Surrounding code blocks with { and } is encouraged, even when the enclosed block is a single statement. Blocks in the same lexical scope must use consistent conventions. For example, consider the following:

match foo {
   1..2 => {
      // this is a single statement, but it is surrounded
      // with { and } because the other blocks in the match
      // statement need them.
      Ok(true)
   },
   3..4 => {
      error!("Bad value for foo");
      Err(Error::BadFoo)
   },
   _ => {
      // similarly, this block uses { }
      Ok(true)
   }
}

// conversely, all of the arms of this match statement
// have one-statement blocks, so { and } can be elided.
match bar {
   1..2 => Some("abc"),
   3..4 => Some("def"),
   _ => None
}

Whitespace

All contributions should use the same whitespacing as the rest of the project. Moreover, Pull requests where a large number of changes only deal with whitespace will be rejected.

Comments

Comments are very important. Not only are they are an aid to the reader, but in many cases the comments specify the contract against which the code is evaluated. Without a clear contract for a function, for example, it is impossible to determine whether the function is implemented correclty.

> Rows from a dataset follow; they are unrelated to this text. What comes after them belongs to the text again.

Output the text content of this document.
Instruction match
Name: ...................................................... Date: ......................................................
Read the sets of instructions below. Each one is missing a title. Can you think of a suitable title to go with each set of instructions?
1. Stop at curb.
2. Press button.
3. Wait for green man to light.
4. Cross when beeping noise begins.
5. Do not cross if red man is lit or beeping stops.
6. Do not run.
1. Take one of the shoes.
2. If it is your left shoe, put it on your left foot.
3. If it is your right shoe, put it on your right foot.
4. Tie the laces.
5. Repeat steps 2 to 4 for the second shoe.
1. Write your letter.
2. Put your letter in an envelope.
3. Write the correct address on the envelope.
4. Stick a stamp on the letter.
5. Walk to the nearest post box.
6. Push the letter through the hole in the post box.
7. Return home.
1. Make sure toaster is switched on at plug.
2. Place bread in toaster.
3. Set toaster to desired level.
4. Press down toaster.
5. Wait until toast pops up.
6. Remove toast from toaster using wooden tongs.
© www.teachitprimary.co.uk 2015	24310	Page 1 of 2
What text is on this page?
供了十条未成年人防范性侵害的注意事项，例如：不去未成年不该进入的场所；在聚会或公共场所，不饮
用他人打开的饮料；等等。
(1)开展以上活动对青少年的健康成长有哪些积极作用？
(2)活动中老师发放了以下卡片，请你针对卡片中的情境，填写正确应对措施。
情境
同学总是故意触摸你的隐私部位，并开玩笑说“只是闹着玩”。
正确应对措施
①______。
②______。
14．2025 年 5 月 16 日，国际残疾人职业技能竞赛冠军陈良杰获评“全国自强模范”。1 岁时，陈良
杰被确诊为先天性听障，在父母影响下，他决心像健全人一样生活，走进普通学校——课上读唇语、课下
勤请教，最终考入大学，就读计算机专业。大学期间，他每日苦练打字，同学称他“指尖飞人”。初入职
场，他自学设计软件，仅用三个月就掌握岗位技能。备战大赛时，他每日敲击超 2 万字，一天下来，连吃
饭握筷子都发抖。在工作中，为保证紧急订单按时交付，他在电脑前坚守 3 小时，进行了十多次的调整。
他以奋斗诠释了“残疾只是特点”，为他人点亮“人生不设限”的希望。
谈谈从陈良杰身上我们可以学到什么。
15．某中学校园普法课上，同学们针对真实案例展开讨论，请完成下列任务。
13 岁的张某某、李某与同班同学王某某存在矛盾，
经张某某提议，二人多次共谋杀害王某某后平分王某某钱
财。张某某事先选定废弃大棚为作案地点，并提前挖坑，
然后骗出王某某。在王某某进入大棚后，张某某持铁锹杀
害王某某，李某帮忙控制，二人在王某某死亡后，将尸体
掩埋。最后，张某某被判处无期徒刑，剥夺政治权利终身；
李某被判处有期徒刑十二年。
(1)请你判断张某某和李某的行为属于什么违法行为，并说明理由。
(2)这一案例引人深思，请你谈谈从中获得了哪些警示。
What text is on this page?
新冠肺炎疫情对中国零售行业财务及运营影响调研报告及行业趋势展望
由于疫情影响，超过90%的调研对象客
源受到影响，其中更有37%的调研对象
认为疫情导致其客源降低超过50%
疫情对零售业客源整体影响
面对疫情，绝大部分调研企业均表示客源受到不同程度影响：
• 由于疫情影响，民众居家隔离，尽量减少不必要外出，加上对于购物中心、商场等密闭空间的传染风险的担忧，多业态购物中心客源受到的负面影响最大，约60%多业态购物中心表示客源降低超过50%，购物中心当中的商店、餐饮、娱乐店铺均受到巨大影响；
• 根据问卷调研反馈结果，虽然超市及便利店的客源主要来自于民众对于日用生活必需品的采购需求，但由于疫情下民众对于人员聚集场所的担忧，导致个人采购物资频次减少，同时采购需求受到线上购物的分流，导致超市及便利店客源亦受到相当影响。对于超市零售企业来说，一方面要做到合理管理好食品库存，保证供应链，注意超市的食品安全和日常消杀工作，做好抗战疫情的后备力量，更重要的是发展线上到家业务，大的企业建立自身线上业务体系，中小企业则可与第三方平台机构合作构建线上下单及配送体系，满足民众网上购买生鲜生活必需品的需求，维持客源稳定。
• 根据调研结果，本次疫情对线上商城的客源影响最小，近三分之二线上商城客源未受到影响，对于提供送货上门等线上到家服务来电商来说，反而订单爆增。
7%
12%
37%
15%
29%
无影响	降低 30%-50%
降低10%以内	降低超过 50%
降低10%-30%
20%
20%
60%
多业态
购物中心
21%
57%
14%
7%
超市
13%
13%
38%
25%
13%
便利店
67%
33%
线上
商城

The following kinds of things should have comments.

Components (struct's and trait's)

Comments for a component (struct or trait) should explain what the overall purpose of that component is. This is usually a concept, and not a formal contract.

Help the reader understand why this group of data or methods are grouped together. By explaining what a component does we also implicitly explain what it does not do in a modular architecture.

Example:

/// The `BurnStateDB` allows the user to query the state of the underlying
/// "burn chain", which in practice is the Bitcoin chain.
trait BurnChainDB {

Functions

The comments on a function should explain the contract that the function implements. This is very important. Without a clear contract, we cannot evaluate the correctness of the implementation.

Without being unnecessarily verbose, explain how the output is calculated from the inputs. Explain any restrictions on the inputs. Explain error conditions, including when the function will panic, return an error or return an empty value.

Example:

pub trait BurnStateDB {
    /// Returns the *header hash* of the burnchain block at the
    /// burnchain height `height` in sortition `sortition_id`.
    ///
    /// Returns None if there is no block at this height.
    fn get_burn_header_hash(
        &self,
        height: u32,
        sortition_id: &SortitionId,
    ) -> Option<BurnchainHeaderHash>;

Note that, if a function implements an interface, the comments should not repeat what was specified on the interface declaration.

Data Members

Each data member in a struct should have a comment describing what that member is, and what it is used for. Such comments are usually brief but should clear up any ambiguity that might result from having only the variable name and type.

Example:

pub struct ContractAnalysis {
    /// The identifier associated with the contract represented in
    /// this `ContractAnalysis`.
    pub contract_identifier: QualifiedContractIdentifier,

Tests

Each test should have enough comments to help an unfamiliar reader understand:

  1. what is conceptually being tested
  2. why the answer is expected

Some times this can be obvious without much comments, perhaps from the context, or because the test is very simple. Usually it isn't.

Example:

fn test_simple_buff_to_uint_be() {
    // For big-endian encoding, 0100 at the end should be interpreted as least
    // significant bits.
    let good_test = "(buff-to-uint-be 0x00000000000000000000000000000100)";
    assert_eq!(Value::UInt(256), execute_v2(good1_test).unwrap().unwrap());
}

Licensing and contributor license agreement

Blockstack Core is released under the terms of the GPL version 3. Contributions that are not licensed under compatible terms will be rejected. Moreover, contributions will not be accepted unless all authors accept the project's contributor license agreement.